1.将三个特征框进行resize 相同的框
image,lines_boxes,density = sample['image'], sample['lines_boxes'],sample['gt_density']
        
        W, H = image.size
        if W > self.max_hw or H > self.max_hw:
            scale_factor = float(self.max_hw)/ max(H, W)
            new_H = 8*int(H*scale_factor/8)
            new_W = 8*int(W*scale_factor/8)
            resized_image = transforms.Resize((new_H, new_W))(image)
            resized_density = cv2.resize(density, (new_W, new_H))
            orig_count = np.sum(density)
            new_count = np.sum(resized_density)
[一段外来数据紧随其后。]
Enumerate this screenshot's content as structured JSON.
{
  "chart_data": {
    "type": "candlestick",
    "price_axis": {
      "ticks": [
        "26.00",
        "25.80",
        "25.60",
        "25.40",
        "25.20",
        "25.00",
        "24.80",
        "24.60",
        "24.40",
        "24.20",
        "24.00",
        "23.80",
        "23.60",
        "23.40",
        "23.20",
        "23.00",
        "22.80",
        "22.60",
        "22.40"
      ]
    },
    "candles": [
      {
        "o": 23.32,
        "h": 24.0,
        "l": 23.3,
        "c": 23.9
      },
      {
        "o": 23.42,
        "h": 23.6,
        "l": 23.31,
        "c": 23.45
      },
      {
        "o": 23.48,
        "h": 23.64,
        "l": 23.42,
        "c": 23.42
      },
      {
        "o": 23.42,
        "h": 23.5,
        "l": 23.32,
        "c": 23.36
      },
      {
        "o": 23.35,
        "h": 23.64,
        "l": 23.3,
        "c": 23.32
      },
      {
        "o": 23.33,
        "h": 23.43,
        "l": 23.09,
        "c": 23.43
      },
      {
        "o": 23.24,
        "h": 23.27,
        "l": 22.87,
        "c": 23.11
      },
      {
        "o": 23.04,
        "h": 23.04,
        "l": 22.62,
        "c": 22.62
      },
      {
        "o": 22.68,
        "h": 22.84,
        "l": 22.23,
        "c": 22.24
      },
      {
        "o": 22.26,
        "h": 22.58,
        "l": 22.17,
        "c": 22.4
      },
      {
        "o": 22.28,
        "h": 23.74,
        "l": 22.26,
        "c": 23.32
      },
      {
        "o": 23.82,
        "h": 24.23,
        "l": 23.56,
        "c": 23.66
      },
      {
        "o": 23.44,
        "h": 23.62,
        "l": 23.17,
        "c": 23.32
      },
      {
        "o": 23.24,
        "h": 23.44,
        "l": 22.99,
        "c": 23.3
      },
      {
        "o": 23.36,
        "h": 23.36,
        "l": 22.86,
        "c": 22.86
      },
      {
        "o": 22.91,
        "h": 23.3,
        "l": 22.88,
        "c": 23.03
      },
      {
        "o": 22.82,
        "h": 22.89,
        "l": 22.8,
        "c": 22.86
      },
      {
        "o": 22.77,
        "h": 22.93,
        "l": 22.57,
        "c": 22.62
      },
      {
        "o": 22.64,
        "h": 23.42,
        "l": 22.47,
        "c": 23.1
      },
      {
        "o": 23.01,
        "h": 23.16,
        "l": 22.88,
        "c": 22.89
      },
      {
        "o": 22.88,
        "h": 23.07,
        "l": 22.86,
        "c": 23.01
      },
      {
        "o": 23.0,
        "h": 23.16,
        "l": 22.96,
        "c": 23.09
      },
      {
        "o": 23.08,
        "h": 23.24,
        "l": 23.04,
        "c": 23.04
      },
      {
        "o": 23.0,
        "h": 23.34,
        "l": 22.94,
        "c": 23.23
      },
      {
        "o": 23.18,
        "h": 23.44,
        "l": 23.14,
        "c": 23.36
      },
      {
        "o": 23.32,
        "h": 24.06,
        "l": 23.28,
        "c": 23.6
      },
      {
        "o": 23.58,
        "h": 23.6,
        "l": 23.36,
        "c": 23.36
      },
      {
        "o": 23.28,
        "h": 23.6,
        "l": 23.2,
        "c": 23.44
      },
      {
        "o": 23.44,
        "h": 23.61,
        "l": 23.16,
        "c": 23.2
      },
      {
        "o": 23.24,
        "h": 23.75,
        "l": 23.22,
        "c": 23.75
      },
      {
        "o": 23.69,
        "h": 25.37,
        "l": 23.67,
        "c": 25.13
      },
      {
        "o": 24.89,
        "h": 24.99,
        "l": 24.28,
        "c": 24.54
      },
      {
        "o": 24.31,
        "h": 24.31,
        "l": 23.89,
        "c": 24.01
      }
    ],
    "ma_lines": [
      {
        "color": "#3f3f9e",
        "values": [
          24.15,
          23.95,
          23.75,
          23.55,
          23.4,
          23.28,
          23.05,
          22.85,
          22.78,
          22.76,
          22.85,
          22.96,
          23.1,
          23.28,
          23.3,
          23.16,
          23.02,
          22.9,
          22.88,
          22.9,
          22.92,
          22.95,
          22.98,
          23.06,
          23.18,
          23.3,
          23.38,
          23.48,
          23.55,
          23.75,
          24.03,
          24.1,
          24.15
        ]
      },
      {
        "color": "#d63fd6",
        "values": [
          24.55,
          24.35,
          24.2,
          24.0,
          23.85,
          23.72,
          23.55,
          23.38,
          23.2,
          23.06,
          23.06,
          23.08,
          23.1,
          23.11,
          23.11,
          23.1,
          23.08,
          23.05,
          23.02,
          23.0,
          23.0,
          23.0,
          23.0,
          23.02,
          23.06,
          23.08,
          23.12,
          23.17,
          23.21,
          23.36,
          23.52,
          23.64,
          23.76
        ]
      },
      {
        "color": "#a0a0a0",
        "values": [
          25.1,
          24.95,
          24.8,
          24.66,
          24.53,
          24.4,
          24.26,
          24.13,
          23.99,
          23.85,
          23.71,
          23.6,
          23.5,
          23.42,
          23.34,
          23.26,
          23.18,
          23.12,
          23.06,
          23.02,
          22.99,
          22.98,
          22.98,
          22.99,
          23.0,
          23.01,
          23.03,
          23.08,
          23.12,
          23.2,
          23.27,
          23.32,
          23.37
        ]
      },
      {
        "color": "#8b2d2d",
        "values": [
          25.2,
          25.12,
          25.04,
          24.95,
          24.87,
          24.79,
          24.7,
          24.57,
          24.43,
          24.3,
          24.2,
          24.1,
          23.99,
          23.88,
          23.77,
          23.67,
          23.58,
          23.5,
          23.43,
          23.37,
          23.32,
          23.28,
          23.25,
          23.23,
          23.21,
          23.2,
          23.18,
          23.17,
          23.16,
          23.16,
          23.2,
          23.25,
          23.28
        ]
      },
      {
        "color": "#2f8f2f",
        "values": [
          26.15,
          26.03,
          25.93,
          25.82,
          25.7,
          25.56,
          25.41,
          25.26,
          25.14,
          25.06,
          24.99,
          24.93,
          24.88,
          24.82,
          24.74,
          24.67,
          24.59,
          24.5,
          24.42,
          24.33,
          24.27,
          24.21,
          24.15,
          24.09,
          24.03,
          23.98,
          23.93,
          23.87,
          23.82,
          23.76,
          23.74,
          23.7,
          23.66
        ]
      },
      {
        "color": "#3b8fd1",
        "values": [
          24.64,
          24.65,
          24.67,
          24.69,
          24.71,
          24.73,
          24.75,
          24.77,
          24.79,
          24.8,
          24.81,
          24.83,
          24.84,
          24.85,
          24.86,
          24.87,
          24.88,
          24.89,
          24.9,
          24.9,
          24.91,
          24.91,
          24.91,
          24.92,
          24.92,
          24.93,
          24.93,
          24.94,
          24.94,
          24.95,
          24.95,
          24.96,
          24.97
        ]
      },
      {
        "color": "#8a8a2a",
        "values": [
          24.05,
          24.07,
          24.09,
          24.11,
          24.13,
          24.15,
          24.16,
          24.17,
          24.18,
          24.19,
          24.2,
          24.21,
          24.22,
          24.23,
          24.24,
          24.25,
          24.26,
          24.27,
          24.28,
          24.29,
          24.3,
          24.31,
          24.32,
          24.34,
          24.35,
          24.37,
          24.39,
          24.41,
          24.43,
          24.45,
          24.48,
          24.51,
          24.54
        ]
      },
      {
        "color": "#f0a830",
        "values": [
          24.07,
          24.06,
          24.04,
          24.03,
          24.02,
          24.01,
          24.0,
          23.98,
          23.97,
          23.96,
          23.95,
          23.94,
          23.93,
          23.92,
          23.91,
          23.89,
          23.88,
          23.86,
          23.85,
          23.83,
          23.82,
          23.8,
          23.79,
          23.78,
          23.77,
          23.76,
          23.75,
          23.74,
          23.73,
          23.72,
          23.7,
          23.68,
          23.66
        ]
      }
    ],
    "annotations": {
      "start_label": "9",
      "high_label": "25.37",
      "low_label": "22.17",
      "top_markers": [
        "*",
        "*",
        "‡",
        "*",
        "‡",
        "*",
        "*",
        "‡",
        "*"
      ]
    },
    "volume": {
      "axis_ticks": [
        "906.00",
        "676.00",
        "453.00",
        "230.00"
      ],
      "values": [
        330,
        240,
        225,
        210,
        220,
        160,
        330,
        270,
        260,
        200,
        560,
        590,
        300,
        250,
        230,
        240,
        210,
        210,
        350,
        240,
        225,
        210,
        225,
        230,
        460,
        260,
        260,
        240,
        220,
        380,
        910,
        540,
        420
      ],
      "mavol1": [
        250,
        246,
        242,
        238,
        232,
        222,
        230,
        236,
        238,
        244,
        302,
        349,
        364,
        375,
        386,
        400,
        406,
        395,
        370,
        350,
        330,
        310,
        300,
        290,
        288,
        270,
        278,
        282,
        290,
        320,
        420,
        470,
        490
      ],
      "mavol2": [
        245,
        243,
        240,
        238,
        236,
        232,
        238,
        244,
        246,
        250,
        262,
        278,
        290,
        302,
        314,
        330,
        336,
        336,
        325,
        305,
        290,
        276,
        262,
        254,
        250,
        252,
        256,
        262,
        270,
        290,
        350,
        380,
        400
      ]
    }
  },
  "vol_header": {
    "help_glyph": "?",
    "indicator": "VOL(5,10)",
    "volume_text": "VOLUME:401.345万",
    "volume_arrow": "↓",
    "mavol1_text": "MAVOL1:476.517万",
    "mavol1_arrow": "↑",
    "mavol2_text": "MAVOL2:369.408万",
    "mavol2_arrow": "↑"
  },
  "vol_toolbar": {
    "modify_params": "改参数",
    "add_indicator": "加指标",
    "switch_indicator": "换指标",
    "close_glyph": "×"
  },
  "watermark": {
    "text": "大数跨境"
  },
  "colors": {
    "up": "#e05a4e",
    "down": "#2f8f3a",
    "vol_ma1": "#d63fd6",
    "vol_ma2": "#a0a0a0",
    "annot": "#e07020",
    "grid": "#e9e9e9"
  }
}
            if new_count > 0: resized_density = resized_density * (orig_count / new_count)
            
        else:
            scale_factor = 1
            resized_image = image
            resized_density = density
        boxes = list()
        for box in lines_boxes:
            box2 = [int(k*scale_factor) for k in box]
            y1, x1, y2, x2 = box2[0], box2[1], box2[2], box2[3]
            boxes.append([0, y1,x1,y2,x2])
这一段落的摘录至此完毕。